The solution required showing that neutralizing monoclonal antibodies to Env can bind the new protein in vitro. If the Envelope structure also turned out to be sufficiently immunogenic in animal testing, the solver would be eligible for a bonus of up to $500,000 and/or the opportunity to pursue their research further with support from IAVI, Gupta says. Because the award money was quite high in this case, Rockefeller agreed to pay just a third of the initial $150,000 of the award money. However, none of the solutions submitted by the deadline met the requirements of the challenge.

Making science more transparent

In addition to solving problems, scientists are also increasingly using the principle of crowdsourcing to share and collect information and data. In one such effort, scientists use the online encyclopedia Wikipedia to compile information about scientific topics. In late 2007, Andrew Su, group leader of bioinformatics and computational biology at the Genomics Institute of the Novartis Research Foundation in San Diego, started the Gene Wiki project, by creating thousands of gene-related entries on Wikipedia, initially using information from existing databases (1). The Gene Wiki project by now has added about 9,000 gene pages to the approximately 650 gene-related pages that existed on Wikipedia before the project started. Su says that once the entries are created, people are more likely to add information to them than when they have to create a new entry first.

In his daily work, Su also sometimes asks his fellow scientists for advice using a site called FriendFeed. That’s where he went when asked for this article about how scientists use crowdsourcing. Within a few hours, the answers started to arrive. “I like the recursive nature of crowdsourcing an answer to a question about crowdsourcing,” read one reply.

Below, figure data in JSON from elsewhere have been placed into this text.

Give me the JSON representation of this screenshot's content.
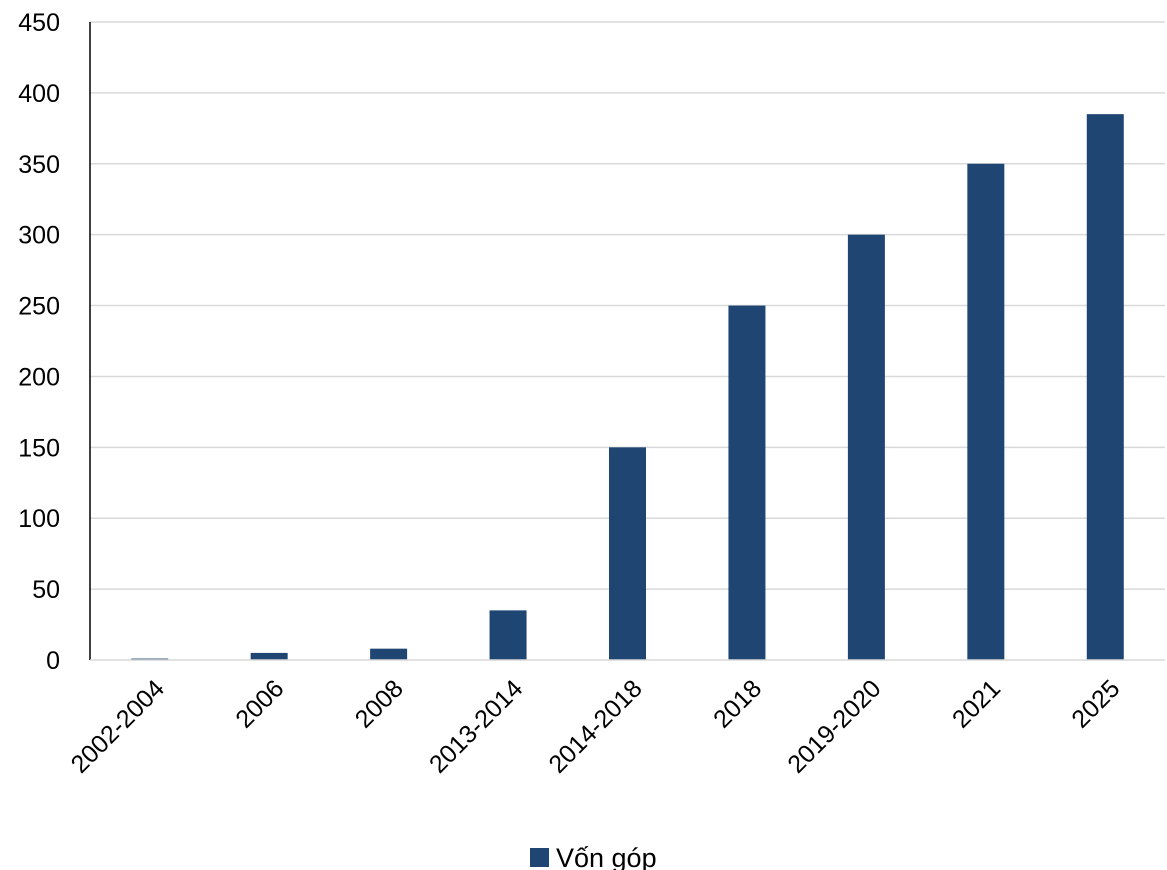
{
  "chart_data": {
    "type": "bar",
    "title": "",
    "xlabel": "",
    "ylabel": "",
    "categories": [
      "2002-2004",
      "2006",
      "2008",
      "2013-2014",
      "2014-2018",
      "2018",
      "2019-2020",
      "2021",
      "2025"
    ],
    "series": [
      {
        "name": "Vốn góp",
        "color": "#1F4673",
        "values": [
          1,
          5,
          8,
          35,
          150,
          250,
          300,
          350,
          385
        ]
      }
    ],
    "ylim": [
      0,
      450
    ],
    "yticks": [
      0,
      50,
      100,
      150,
      200,
      250,
      300,
      350,
      400,
      450
    ],
    "grid": true,
    "legend_position": "bottom-center"
  }
}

One example Su mentioned of how scientists use crowdsourcing is Jean-Claude Bradley, an associate professor of chemistry at Drexel University. Bradley coined the term “open notebook science,” which aims to make the scientific process more transparent by making a researcher’s lab notebook public, in real time. Bradley, the members of his lab, and students from around the world post the results of their measurements of the solubility of chemical compounds for anti-malaria drugs on the web. He says such transparency can save time that would otherwise be wasted repeating other people’s mistakes. “You have to see how other people are failing,” Bradley says, adding that transparency also enables collaboration with other researchers.

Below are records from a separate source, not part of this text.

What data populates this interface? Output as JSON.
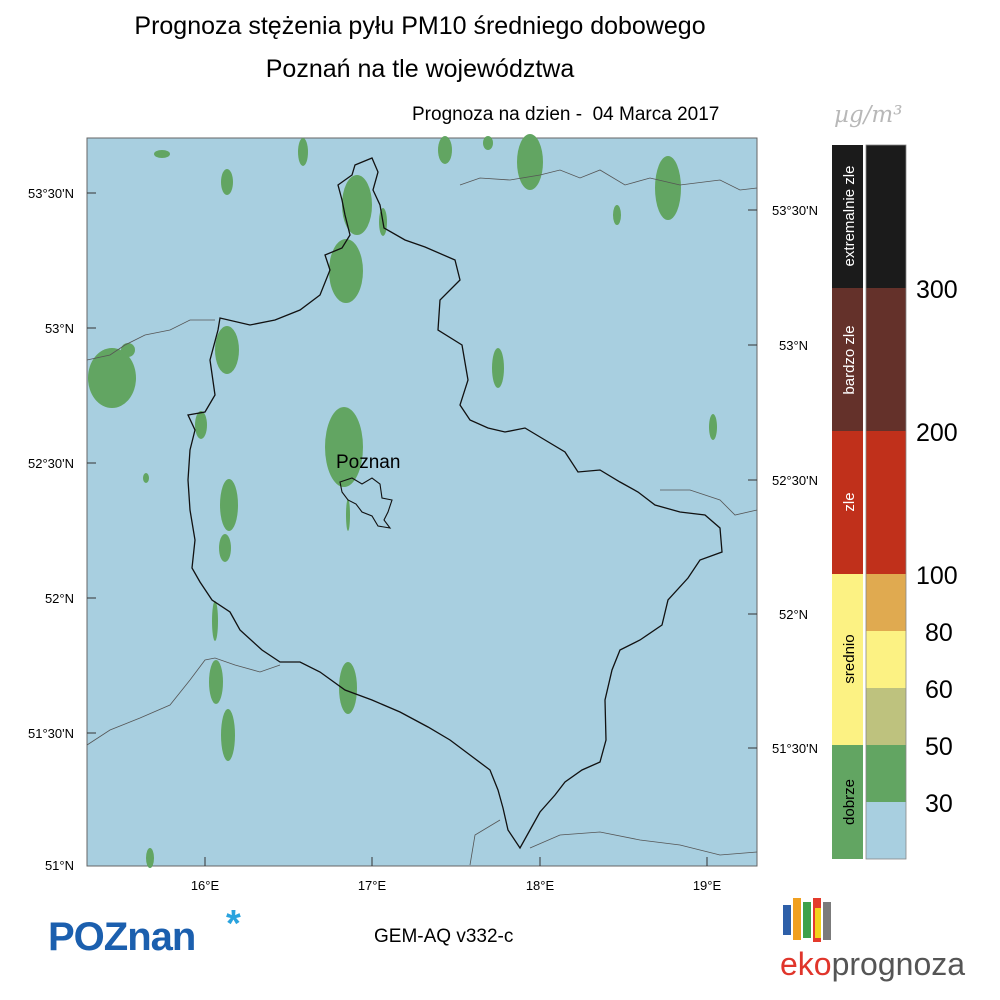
{
  "title": {
    "line1": "Prognoza stężenia pyłu PM10 średniego dobowego",
    "line2": "Poznań na tle województwa",
    "date": "Prognoza na dzien -  04 Marca 2017"
  },
  "map": {
    "city_label": "Poznan",
    "left_lat_labels": [
      "53°30'N",
      "53°N",
      "52°30'N",
      "52°N",
      "51°30'N",
      "51°N"
    ],
    "right_lat_labels": [
      "53°30'N",
      "53°N",
      "52°30'N",
      "52°N",
      "51°30'N"
    ],
    "lon_labels": [
      "16°E",
      "17°E",
      "18°E",
      "19°E"
    ],
    "colors": {
      "background": "#a8cfe0",
      "good": "#62a562",
      "border": "#111111"
    }
  },
  "legend": {
    "unit": "µg/m³",
    "categories": [
      {
        "label": "extremalnie zle",
        "color": "#1b1b1b"
      },
      {
        "label": "bardzo zle",
        "color": "#64312a"
      },
      {
        "label": "zle",
        "color": "#c0301b"
      },
      {
        "label": "srednio",
        "color": "#fcf283"
      },
      {
        "label": "dobrze",
        "color": "#62a562"
      }
    ],
    "scale_colors": [
      "#1b1b1b",
      "#64312a",
      "#c0301b",
      "#e0aa50",
      "#fcf283",
      "#bec27e",
      "#62a562",
      "#a8cfe0"
    ],
    "levels": [
      "300",
      "200",
      "100",
      "80",
      "60",
      "50",
      "30"
    ]
  },
  "footer": {
    "logo_left": "POZnan",
    "model": "GEM-AQ v332-c",
    "logo_right_eko": "eko",
    "logo_right_prognoza": "prognoza",
    "logo_bar_colors": [
      "#2d5fa8",
      "#f0a021",
      "#3ea14a",
      "#e43a2c",
      "#7b7b7b",
      "#f3d21b"
    ]
  }
}
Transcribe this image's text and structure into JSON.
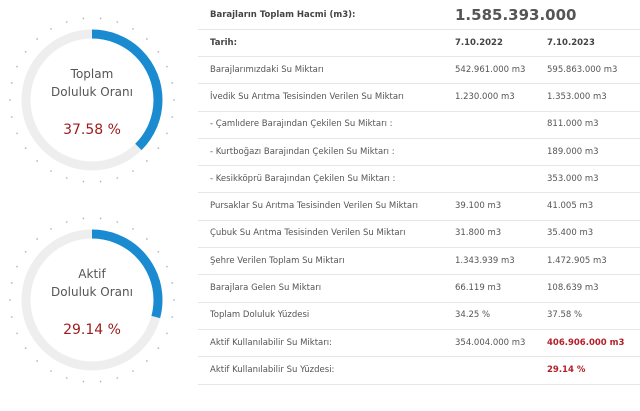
{
  "gauges": [
    {
      "line1": "Toplam",
      "line2": "Doluluk Oranı",
      "value": 37.58,
      "value_label": "37.58 %",
      "color": "#1a8bd0"
    },
    {
      "line1": "Aktif",
      "line2": "Doluluk Oranı",
      "value": 29.14,
      "value_label": "29.14 %",
      "color": "#1a8bd0"
    }
  ],
  "summary": {
    "label": "Barajların Toplam Hacmi (m3):",
    "value": "1.585.393.000"
  },
  "table": {
    "header": [
      "Tarih:",
      "7.10.2022",
      "7.10.2023"
    ],
    "rows": [
      {
        "cells": [
          "Barajlarımızdaki Su Miktarı",
          "542.961.000 m3",
          "595.863.000 m3"
        ]
      },
      {
        "cells": [
          "İvedik Su Arıtma Tesisinden Verilen Su Miktarı",
          "1.230.000 m3",
          "1.353.000 m3"
        ]
      },
      {
        "cells": [
          "- Çamlıdere Barajından Çekilen Su Miktarı :",
          null,
          "811.000 m3"
        ]
      },
      {
        "cells": [
          "- Kurtboğazı Barajından Çekilen Su Miktarı :",
          null,
          "189.000 m3"
        ]
      },
      {
        "cells": [
          "- Kesikköprü Barajından Çekilen Su Miktarı :",
          null,
          "353.000 m3"
        ]
      },
      {
        "cells": [
          "Pursaklar Su Arıtma Tesisinden Verilen Su Miktarı",
          "39.100 m3",
          "41.005 m3"
        ]
      },
      {
        "cells": [
          "Çubuk Su Arıtma Tesisinden Verilen Su Miktarı",
          "31.800 m3",
          "35.400 m3"
        ]
      },
      {
        "cells": [
          "Şehre Verilen Toplam Su Miktarı",
          "1.343.939 m3",
          "1.472.905 m3"
        ]
      },
      {
        "cells": [
          "Barajlara Gelen Su Miktarı",
          "66.119 m3",
          "108.639 m3"
        ]
      },
      {
        "cells": [
          "Toplam Doluluk Yüzdesi",
          "34.25 %",
          "37.58 %"
        ]
      },
      {
        "cells": [
          "Aktif Kullanılabilir Su Miktarı:",
          "354.004.000 m3",
          "406.906.000 m3"
        ],
        "emphasis": true
      },
      {
        "cells": [
          "Aktif Kullanılabilir Su Yüzdesi:",
          null,
          "29.14 %"
        ],
        "emphasis": true
      }
    ]
  }
}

Still, seekers or solvers of challenges through companies like InnoCentive might need to keep the way a challenge was solved confidential to protect intellectual property rights. For academic researchers, it might be less of a concern as long as they don’t want to patent a finding. However, there is the concern that researchers from large, well-funded labs might take research ideas they find in open access and use their resources to do experiments to turn that into a grant or publication, even though the original research idea wasn’t theirs, says Parker. But Bradley says it should be easy to identify plagiarism because everything is on the web, providing a track record as to who came up with the findings when. “I think it would be really embarrassing if somebody came in and copied stuff that anybody can Google,” Bradley says. “I think we are safer because it is so public.”